Я отчетливо видел перед собой все, что хотел написать. Сознание само размечало, выстраивало композиции, диптихи, триптихи сами собой складывались в завершенные сюжеты, объединялись в страстный рассказ о гранях добра и зла. Мне во что бы то ни стало хотелось показать людей в развитии. Шамрая я задумал представить ребенком, крупным, только что родившимся, этаким крепким боровичком, четыре пятьсот весом, потом крепким малышом, крохотным Гераклом, затем школьником, подростком, и вот первый его привод, впервые сделан шаг в преступный мир, и наконец новый Шамрай, злой, беспощадный, жестокий, бесчеловечный. Я пишу его квадратную голову, его глаза, его мерзкую душу, вот он с Гришей и Васей, вот он со мной, я вижу и себя рядом с ним, жалкий проповедник, убожество. Я умышленно сгущаю краски, зло всегда сильнее добра, конечно, это штамп, литературный штамп, обозначающий интеллигенцию, добро же всегда рефлексирующее, мягкое, уступчивое: "Нате, казните меня, вбивайте гвозди". А почему? Так ли это на самом деле? И этот пикассовский гигант с девочкой на шаре, разве же он не может быть воплощением добра, тем идеалом, какой, скажем, искал Достоевский. Нет, не нужна вся эта литературщина, мое чувственное сознание лучше знает, каким бывает в жизни добро и зло, я ему доверяюсь, полностью, иду за ним, тороплюсь так, что расплескиваю разбавитель, давлю краски так, что тюбики расползаются в руках, и некогда мне найти новую тряпку, чтобы убрать лишнее, вытереть руки, и кисти скользкие и липкие. Но мне плевать на это, лишь бы не мешало работе, не сбавляло темпа, мозг прямо-таки живой компьютер, главное, чтобы никто не помешал, иначе собьешься, и тогда прощай порыв, и я спешу, а сознание еще отточеннее, и лица возникают на холсте такой поразительной ясности, чистоты и правдивости, что становилось боязно, как бы потом, когда высохнут краски, все это не ушло бы, не исчезло.

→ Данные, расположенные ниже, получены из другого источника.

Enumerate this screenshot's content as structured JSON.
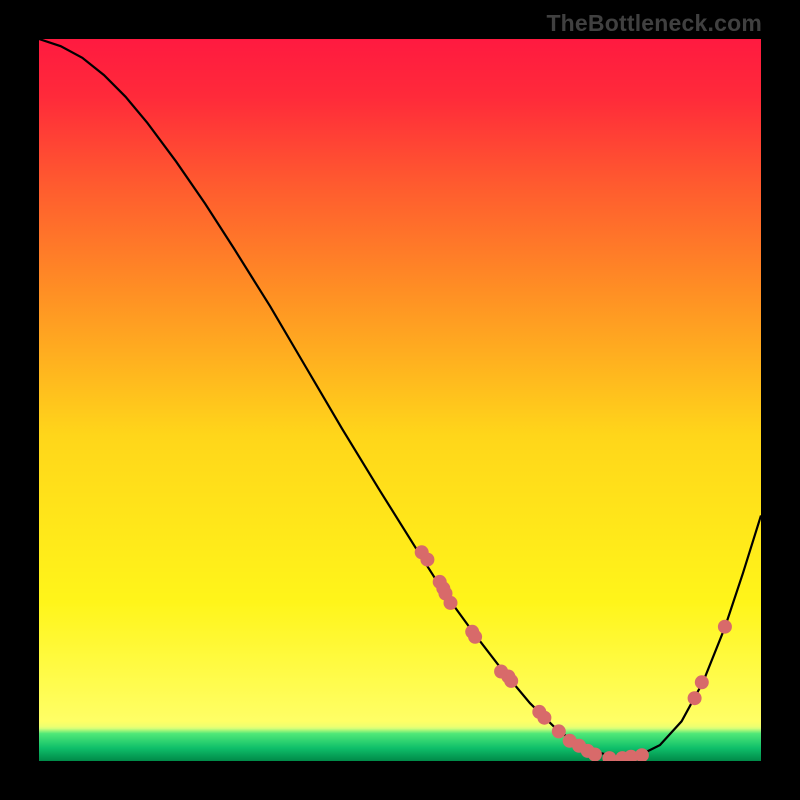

Я внезапно открываю для себя нового Петрова, моего Петрова, он в центре этой уголовно-профилактической серии, он везде, он повсюду, главный лейтмотив в творческих исканиях, его осторожность и его смелость, его вспышки, его нереализованность и его стремление преодолеть в себе барьер ограниченности — все проступило на холсте, он постоянно, я это понял, мучается, правда, чем мучается, толком не знаю, да это и не так важно, важно, что он человек, не Порфирий из "Преступления и наказания", въедливый, дотошный, мерзко-справедливый, а искренний, сострадающий, чующий больную душу преступника.
Возможно, он и сам преступник, иначе откуда у него такое мучительное состояние раздвоенности. А тут еще всплывают вдруг в памяти те самые коварные американские банкноты, и хриплый пьяный голос Долинина кричит: "К ногтю, всех к ногтю!" С чего бы это он так орал. И почему молчал, получая деньги, Петров. За что эти деньги? Расплата за ранение? А вдруг все не так. Я никому не проговорился об этих деньгах. Ловлю себя на том, что боюсь этих людей. Петрова боюсь. Долинина боюсь. Всех боюсь!
Я едва не вскрикиваю, наблюдая за тем, как мой Петров на холсте едва не ожил, не встал, чтобы мне сказать: "Бойся — не бойся, а все равно концы отдашь вместе со мной. Участь у нас такая, художник!"
Мои двойные портреты: Шамрай и Петров, Петров и Касторский, Петров и Сашенька, Петров и Солин — неожиданно позволяют разрешить давно мучавшую мою душу проблему — проблемы добра и зла. Вот она разгадка. Это соотношение не лобовое, оно многозначно, и многое зависит от точки отсчета добра и зла, линия горизонта, если она имеется у добра и зла, постоянно уходит куда-то вглубь. Зацикленность на чем-то одном всегда рождает догматизм. И вопрос: "А что есть истина?" — можно разрешить лишь в движении, в погружении на глубину, значит, ты обязан двигаться вперед, идти вдоль линии горизонта, потому что иначе не достичь прозрения.